Faddeev was born in Leningrad to a family of mathematicians. His father, Dmitry Faddeev, was a well known algebraist, professor of Leningrad University and member of the Russian Academy of Sciences. His mother was known for her work in numerical linear algebra. Faddeev attended Leningrad University, receiving his undergraduate degree in 1956. He enrolled in physics, rather than mathematics, "to be independent of his father". Nevertheless, he received a solid education in mathematics as well "due to the influence of V. A. Fock and V. I. Smirnov". His doctoral work, on scattering theory, was completed in 1959 under the direction of Olga Ladyzhenskaya.
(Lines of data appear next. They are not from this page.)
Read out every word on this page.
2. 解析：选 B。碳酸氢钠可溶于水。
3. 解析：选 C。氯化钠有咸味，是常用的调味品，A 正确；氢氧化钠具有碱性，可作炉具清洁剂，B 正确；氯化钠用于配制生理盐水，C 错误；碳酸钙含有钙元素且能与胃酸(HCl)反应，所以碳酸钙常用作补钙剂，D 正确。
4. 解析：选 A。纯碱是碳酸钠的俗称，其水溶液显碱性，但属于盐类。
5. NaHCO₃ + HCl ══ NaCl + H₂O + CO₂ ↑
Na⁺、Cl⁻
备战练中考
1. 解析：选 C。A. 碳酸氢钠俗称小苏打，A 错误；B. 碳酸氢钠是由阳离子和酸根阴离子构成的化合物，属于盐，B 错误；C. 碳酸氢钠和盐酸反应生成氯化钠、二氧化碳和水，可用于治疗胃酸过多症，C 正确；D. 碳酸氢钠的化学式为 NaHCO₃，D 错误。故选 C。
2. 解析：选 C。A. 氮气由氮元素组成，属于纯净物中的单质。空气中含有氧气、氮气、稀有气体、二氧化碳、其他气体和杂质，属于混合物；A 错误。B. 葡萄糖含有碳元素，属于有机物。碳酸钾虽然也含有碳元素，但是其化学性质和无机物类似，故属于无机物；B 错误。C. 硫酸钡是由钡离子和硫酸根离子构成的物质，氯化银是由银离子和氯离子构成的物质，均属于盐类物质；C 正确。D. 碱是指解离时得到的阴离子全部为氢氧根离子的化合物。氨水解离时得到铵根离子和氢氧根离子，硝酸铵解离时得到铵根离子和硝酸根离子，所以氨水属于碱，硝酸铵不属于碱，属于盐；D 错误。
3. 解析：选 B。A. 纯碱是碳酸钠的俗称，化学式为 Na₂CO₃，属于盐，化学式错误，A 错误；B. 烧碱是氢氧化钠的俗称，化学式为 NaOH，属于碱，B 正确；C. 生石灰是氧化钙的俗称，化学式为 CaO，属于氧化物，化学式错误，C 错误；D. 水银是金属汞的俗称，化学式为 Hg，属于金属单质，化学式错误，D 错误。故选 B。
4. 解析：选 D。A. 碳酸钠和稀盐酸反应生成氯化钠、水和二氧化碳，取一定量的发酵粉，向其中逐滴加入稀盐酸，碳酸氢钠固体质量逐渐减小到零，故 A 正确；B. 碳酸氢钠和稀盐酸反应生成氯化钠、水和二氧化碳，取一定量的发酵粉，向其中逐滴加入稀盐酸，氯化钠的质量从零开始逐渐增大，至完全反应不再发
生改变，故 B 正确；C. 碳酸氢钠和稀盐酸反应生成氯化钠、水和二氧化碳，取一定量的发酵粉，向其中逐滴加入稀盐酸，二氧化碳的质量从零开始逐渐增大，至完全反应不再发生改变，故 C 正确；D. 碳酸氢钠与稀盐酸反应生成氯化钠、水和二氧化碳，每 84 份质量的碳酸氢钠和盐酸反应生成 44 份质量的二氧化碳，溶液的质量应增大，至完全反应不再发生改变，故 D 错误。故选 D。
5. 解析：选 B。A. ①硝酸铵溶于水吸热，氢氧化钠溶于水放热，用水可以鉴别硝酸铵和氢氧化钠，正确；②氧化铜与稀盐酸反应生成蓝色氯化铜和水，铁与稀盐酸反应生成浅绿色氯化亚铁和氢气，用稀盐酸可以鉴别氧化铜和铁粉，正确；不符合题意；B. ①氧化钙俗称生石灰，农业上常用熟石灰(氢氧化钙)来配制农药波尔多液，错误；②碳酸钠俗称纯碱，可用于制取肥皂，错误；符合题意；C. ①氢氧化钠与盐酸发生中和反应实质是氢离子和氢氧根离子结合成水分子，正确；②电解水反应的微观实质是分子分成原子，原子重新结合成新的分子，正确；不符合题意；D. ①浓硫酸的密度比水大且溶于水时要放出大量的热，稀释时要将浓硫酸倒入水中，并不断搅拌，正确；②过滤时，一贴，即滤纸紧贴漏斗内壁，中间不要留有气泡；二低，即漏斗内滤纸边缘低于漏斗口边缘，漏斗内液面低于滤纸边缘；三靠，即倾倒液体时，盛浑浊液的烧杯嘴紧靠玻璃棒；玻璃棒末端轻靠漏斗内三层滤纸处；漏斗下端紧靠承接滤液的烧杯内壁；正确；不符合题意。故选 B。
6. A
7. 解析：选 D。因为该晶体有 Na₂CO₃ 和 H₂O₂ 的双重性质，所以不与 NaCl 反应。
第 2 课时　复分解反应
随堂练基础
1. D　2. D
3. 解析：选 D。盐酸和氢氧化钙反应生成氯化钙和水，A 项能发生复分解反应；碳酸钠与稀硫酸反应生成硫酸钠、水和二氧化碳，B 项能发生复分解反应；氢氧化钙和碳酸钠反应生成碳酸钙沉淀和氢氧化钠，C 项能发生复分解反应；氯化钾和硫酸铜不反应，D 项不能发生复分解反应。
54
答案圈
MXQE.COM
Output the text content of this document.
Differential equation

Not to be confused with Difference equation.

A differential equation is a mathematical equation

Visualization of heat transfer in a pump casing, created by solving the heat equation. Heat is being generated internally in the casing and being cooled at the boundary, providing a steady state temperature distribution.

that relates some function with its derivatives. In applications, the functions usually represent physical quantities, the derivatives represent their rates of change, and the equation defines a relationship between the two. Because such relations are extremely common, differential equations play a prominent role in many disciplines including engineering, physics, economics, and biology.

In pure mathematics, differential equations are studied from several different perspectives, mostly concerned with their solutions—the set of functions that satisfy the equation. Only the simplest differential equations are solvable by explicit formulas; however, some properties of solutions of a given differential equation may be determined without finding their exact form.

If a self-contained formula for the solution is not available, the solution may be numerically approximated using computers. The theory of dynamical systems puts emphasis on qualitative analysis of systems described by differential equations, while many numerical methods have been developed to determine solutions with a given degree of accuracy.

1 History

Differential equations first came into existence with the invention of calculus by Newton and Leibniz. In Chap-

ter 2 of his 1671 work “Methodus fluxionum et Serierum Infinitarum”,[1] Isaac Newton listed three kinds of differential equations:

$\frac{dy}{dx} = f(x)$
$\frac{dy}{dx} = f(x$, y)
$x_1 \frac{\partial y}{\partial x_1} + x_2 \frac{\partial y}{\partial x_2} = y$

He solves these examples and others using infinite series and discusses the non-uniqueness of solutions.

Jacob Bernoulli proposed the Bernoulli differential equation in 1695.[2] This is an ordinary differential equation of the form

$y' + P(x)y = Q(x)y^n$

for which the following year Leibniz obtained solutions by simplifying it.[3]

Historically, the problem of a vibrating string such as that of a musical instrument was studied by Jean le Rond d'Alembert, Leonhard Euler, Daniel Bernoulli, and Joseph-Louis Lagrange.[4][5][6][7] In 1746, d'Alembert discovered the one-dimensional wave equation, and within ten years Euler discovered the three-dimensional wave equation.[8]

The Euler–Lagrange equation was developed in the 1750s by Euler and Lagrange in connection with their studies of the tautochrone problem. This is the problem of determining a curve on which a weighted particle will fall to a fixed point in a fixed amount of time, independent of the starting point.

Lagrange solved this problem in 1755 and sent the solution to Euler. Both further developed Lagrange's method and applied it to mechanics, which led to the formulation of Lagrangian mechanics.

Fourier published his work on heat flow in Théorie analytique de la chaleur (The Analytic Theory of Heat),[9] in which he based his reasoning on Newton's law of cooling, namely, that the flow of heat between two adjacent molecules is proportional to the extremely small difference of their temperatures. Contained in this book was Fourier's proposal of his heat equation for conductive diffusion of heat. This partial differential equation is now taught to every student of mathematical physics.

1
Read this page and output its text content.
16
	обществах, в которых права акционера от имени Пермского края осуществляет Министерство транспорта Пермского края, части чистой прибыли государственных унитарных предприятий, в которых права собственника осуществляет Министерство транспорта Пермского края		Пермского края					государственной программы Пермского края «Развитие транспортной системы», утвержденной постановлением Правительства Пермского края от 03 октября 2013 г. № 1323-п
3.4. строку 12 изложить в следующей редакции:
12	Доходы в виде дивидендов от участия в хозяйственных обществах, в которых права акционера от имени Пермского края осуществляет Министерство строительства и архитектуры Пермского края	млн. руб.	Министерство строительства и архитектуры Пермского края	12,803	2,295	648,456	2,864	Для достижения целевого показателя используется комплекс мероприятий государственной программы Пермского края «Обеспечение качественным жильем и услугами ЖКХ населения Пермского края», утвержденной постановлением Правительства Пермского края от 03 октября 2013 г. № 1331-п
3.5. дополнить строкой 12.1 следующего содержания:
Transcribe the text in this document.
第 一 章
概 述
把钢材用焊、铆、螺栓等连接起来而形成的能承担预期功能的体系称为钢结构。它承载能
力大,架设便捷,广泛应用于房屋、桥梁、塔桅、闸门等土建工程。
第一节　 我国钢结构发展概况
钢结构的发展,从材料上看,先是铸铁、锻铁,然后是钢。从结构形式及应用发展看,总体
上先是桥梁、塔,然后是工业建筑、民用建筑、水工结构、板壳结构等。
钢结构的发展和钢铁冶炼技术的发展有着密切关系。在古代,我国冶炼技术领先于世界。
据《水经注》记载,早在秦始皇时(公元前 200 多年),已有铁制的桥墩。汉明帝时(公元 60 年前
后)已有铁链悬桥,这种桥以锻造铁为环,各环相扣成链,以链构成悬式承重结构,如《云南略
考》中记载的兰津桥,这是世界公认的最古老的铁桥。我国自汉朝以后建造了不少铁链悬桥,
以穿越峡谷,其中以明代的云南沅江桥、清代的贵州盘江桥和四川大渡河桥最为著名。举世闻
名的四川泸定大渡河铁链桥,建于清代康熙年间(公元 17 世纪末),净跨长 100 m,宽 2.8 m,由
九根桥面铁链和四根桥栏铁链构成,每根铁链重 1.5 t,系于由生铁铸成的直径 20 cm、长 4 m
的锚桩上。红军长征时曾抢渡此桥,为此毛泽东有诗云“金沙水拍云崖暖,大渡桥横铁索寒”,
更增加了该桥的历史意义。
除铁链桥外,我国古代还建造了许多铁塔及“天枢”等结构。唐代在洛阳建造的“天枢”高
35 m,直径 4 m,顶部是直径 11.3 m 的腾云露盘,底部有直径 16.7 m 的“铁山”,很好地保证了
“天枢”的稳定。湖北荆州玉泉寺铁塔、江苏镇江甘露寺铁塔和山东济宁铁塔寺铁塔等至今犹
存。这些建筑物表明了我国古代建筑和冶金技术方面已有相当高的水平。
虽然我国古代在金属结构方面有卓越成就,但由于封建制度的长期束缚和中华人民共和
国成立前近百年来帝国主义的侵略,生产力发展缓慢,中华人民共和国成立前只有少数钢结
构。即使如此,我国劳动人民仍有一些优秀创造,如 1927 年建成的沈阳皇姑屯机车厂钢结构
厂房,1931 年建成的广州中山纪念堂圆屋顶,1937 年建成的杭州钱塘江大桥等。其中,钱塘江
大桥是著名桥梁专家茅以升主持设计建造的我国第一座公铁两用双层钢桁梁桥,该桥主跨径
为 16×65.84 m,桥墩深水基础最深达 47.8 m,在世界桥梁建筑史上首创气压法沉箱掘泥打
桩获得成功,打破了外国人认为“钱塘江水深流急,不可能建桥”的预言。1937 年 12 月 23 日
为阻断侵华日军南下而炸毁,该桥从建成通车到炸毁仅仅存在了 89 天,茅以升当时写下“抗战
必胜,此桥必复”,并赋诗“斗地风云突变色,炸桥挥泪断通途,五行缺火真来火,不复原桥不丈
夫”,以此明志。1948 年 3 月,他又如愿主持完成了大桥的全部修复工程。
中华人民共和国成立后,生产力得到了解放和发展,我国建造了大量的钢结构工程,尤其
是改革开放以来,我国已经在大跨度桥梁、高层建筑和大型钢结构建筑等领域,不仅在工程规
From 1976 to 2000, Faddeev was head of the St. Petersburg Department of Steklov Institute of Mathematics of Russian Academy of Sciences (PDMI RAS). In 1988 he founded the Euler International Mathematical Institute, now a department of PDMI RAS.
Faddeev has been a member of the Russian Academy of Sciences since 1976,
and is a member of a number of foreign academies, including the U. S. National Academy of Sciences, the French Academy of Sciences, and the Royal Society.
He received numerous honors including USSR State Prize (1971), Dannie Heineman Prize (1975), Dirac Prize (1990), Max Planck Medal (1996), Demidov Prize (2002 - "For outstanding contribution to the development of mathematics, quantum mechanics, string theory and solitons") and the State Prize of the Russian Federation (1995, 2004). He is a former president of the International Mathematical Union (1986–1990). He was awarded the Henri Poincaré Prize in 2006 and the Shaw Prize in mathematical sciences in 2008. Also the Karpinsky International Prize and the Max Planck Medal (German Physical Society).